REPUBLIKA.CO.ID, JAKARTA -- Dalam berbagai pedoman nutrisi secara global, produk biji-bijian utuh dibandingkan olahan lebih direkomendasikan untuk dikonsumsi. Seperti dalam sebuah studi baru yang diterbitkan dalam British Medical Journal dapat membantu menjelaskan alasan di balik hal ini.
Para peneliti dalam studi tersebut mengaitkan asupan biji-bijian olahan yang tinggi dengan risiko penyakit jantung. Dilansir Verywellfit, biji-bijian utuh, seperti beras merah, oat, dan gandum utuh seringkali dikaitkan dengan asupan yang baik untuk menurunkan tekanan darah, kadar kolestrol, serta melindungi kesehatan jantung.
“Biji-bijian utuh memiliki semua komponen biji-bijian yang berarti mengandung lebih banyak serat dan vitamin, serta memiliki indeks glikemik lebih rendah dibanding biji-bijian olahan,” ujar Mahshid Dehgan, peneliti di Population Health Research Institute di McMaster University di Hamilton, Ontario, Kanada.
Dehghan mengatakan indeks glikemik adalah ukuran yang sangat sederhana tentang makanan peningkat glukosa darah. Diketahui bahwa indeks glikemik biji-bijian olahan tinggi dan meningkatkan glukosa darah dengan sangat cepat.
Dalam analisis sebelumnya, beban glikemik yang tinggi terkait dengan risiko penyakit jantung dan stroke. Para peneliti telah mempelajari dampak biji-bijian utuh dibanding olahan pada gula darah, diabetes tipe 2, dan kesehatan jantung selama bertahun-tahun, dan telah mencatat bahwa asupan serat makanan yang lebih tinggi dari biji-bijian dapat melindungi dari penyakit kardiovaskular dan diabetes tipe 2.
Dalam studi baru yang diterbitkan dalam British Medical Journal, Dehghan dan tim peneliti dari seluruh dunia mencari pola antara biji-bijian dan penyakit jantung, tekanan darah, dan kematian.
Penelitian yang besar ini melibatkan 137.130 orang dalam studi Prospective Urban and Rural Epidemiology (PURE), dengan median tindak lanjut selama 9,5 tahun.

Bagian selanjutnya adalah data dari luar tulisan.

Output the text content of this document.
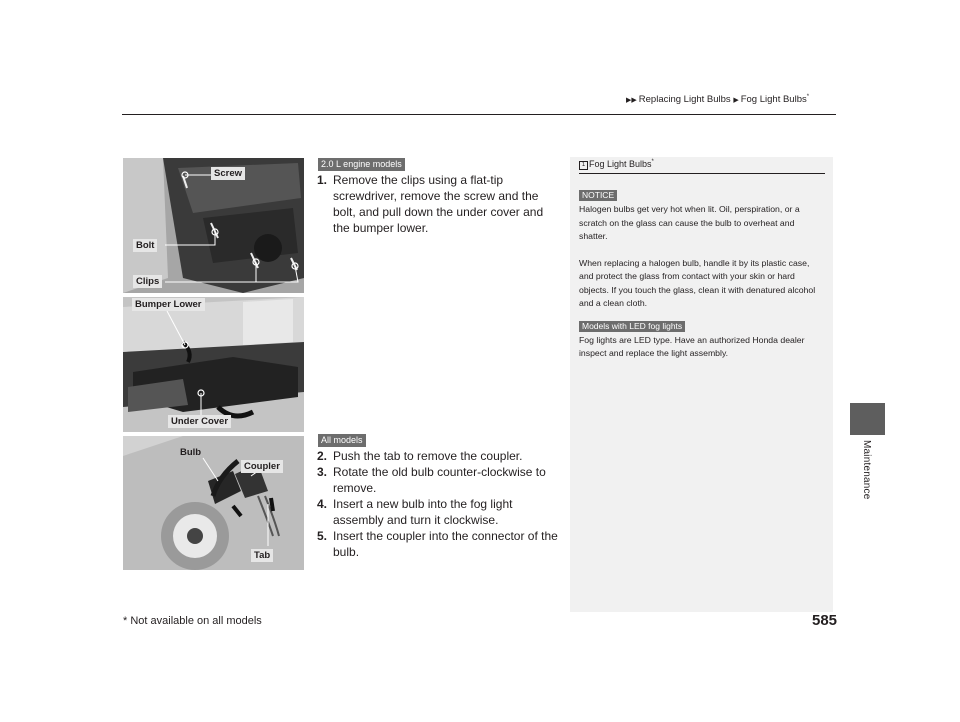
▶▶ Replacing Light Bulbs ▶ Fog Light Bulbs*
Maintenance
Screw
Bolt
Clips
Bumper Lower
Under Cover
Bulb
Coupler
Tab
2.0 L engine models
1. Remove the clips using a flat-tip screwdriver, remove the screw and the bolt, and pull down the under cover and the bumper lower.
All models
2. Push the tab to remove the coupler.
3. Rotate the old bulb counter-clockwise to remove.
4. Insert a new bulb into the fog light assembly and turn it clockwise.
5. Insert the coupler into the connector of the bulb.
1 Fog Light Bulbs*
NOTICE

Halogen bulbs get very hot when lit. Oil, perspiration, or a scratch on the glass can cause the bulb to overheat and shatter.

When replacing a halogen bulb, handle it by its plastic case, and protect the glass from contact with your skin or hard objects. If you touch the glass, clean it with denatured alcohol and a clean cloth.

Models with LED fog lights

Fog lights are LED type. Have an authorized Honda dealer inspect and replace the light assembly.

* Not available on all models	585
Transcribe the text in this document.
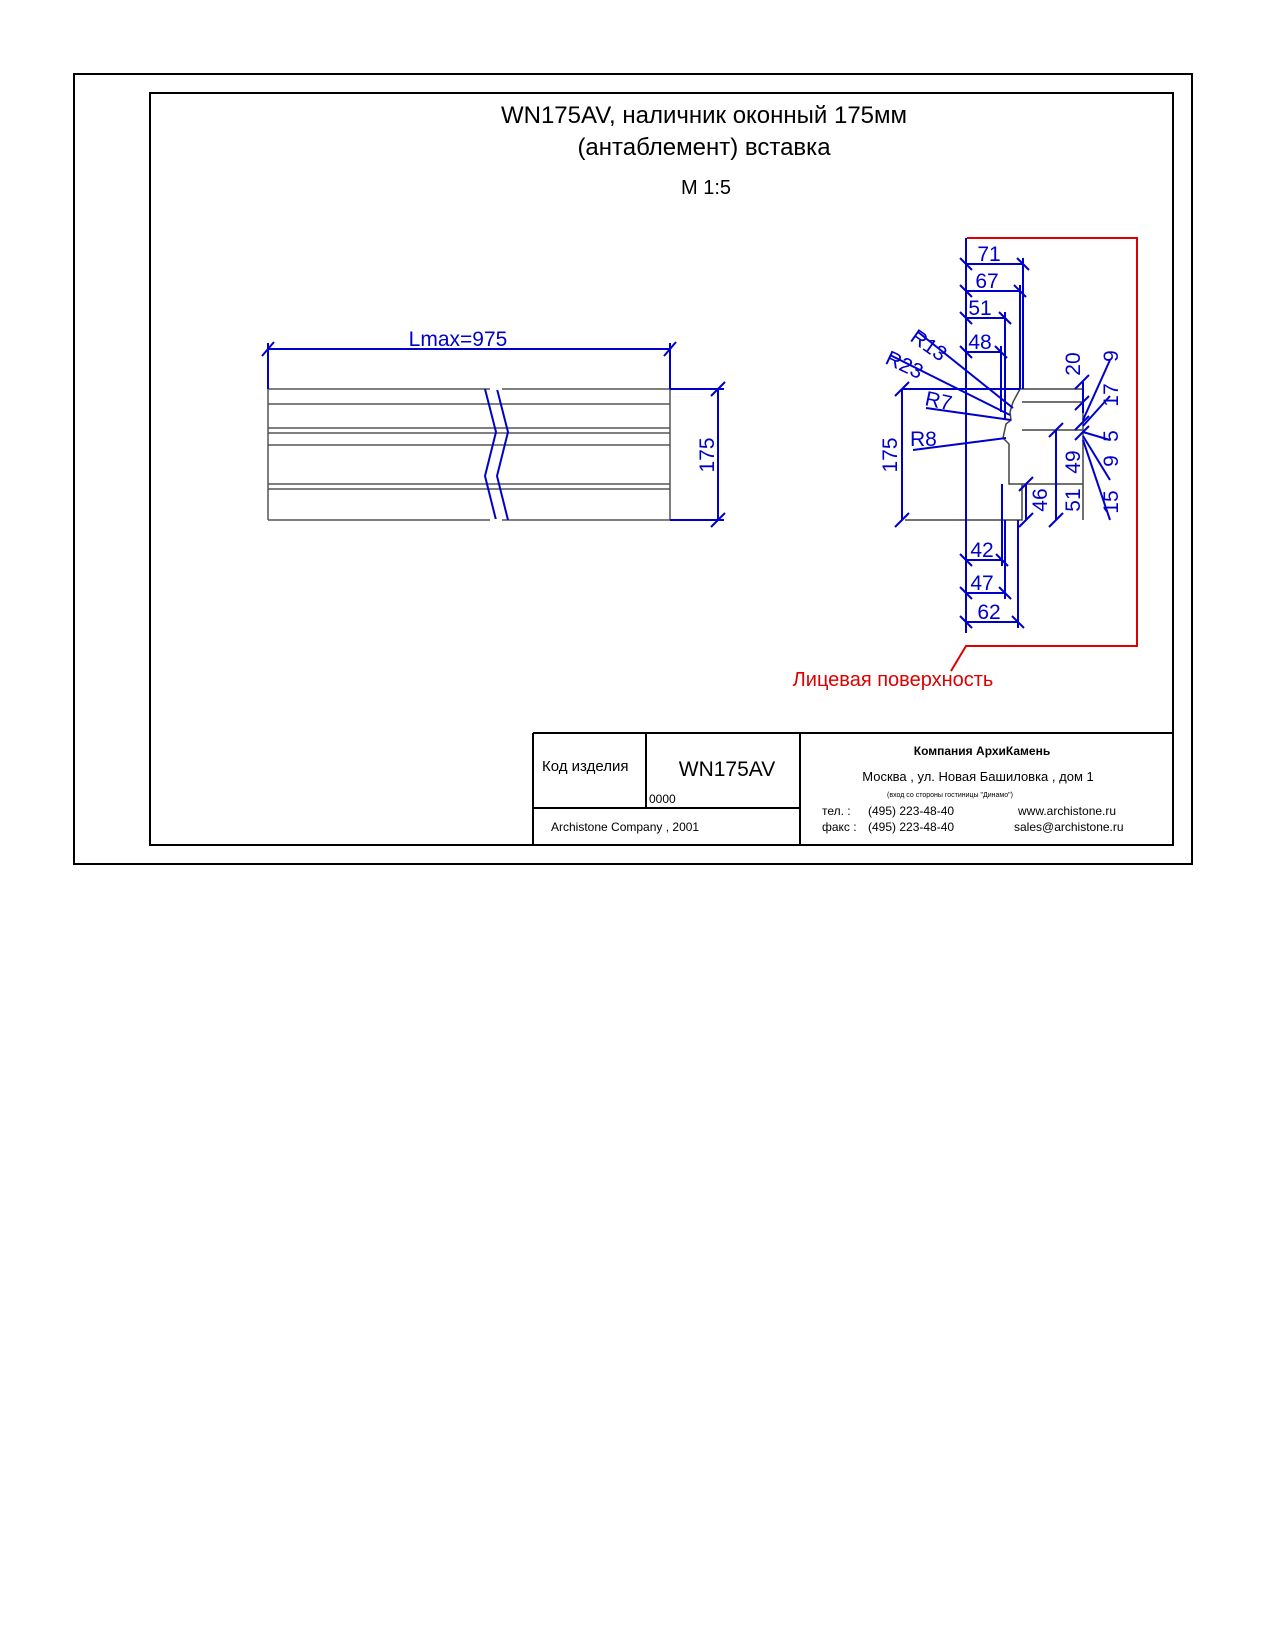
WN175AV, наличник оконный 175мм
(антаблемент) вставка
М 1:5
Lmax=975
175
Лицевая поверхность
71
67
51
48
R13
R23
R7
R8
175
20 9
17
5
9
49
46 51 15
42
47
62
Код изделия WN175AV
0000
Archistone Company , 2001
Компания АрхиКамень
Москва , ул. Новая Башиловка , дом 1
(вход со стороны гостиницы "Динамо")
тел. : (495) 223-48-40
факс : (495) 223-48-40
www.archistone.ru
sales@archistone.ru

Populasi penelitian ini unik karena mencakup orang-orang dari 21 negara berpenghasilan rendah, menengah, dan tinggi di seluruh Amerika Utara, Eropa, Amerika Selatan, Afrika, dan Asia. Informasi pola makan diperoleh dengan menggunakan kuesioner frekuensi makanan satu kali pada awal penelitian, termasuk dengan menggunakan makanan dan pola makan khusus di masing-masing negara.